A native of East Los Angeles, he gained admission to Harvard,
earned a law degree from Columbia University, and worked for
one of the city's premier law firms, O'Melveny & Myers. At the
very depths of the 1990s' recession, a time Los Angeles was
widely perceived as one of the worst communities in the world,
he agreed to join the city's seemingly quixotic business development
team and later became Deputy Mayor.
Incredibly enough, Los Angeles' media and
political elites by and large opted against a Latino candidate
with such a proven record of real-world and educational achievement
in favor of Feuer, a Westside City Council member. Like Delgadillo,
Feuer also went to Harvard. But instead of working to boost
the region's sagging economy during especially critical times,
or even thinking about creating jobs for the city's poor, he
focused on the "problem" of billboard blight.
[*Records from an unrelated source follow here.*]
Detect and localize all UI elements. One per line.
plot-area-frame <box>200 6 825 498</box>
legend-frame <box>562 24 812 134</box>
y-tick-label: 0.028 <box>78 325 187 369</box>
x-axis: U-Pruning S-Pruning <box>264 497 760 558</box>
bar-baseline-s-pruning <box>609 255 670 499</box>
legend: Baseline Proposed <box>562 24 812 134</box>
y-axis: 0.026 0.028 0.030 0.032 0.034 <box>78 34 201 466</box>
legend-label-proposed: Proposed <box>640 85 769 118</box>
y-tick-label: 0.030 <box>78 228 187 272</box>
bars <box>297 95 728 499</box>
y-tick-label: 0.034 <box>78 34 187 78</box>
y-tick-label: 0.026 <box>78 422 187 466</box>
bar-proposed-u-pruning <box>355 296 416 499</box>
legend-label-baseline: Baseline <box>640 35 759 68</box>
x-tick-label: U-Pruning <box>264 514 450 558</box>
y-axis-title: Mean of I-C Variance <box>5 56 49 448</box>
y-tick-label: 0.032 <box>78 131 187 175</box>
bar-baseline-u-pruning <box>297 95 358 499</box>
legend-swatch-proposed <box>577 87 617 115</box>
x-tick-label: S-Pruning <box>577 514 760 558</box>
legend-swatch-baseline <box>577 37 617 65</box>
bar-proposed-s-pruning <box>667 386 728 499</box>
Married to the
head of the local Natural Resources Defense Council chapter,
Feuer made prosecuting environmental crimes a top campaign priority
despite the region's already tough air, water and soil regulations.
Such contrasts were simply ignored by the
media. In enthusiastically endorsing Feuer, the Los Angeles
Times briefly dismissed Delgadillo as "Mayor Riordan's point
man on a number of redevelopment deals." The left-leaning L.A.
Weekly, while at least citing Delgadillo's background in its
endorsement, anointed Feuer "the best-qualified candidate for
city attorney in the city's history."
In the end, the pragmatic, hard-working Delgadillo
trounced his chi-chi, New Age opponent and now ranks as one
of Los Angeles' most influential Latino politicians. The moral
seems clear: Even in an overwhelmingly Democratic city, true
accomplishment, and balanced, practical judgment still trump
even well-financed elite fantasies. That's a lesson Los Angeles'
would-be king makers must, but still haven't, taken to heart.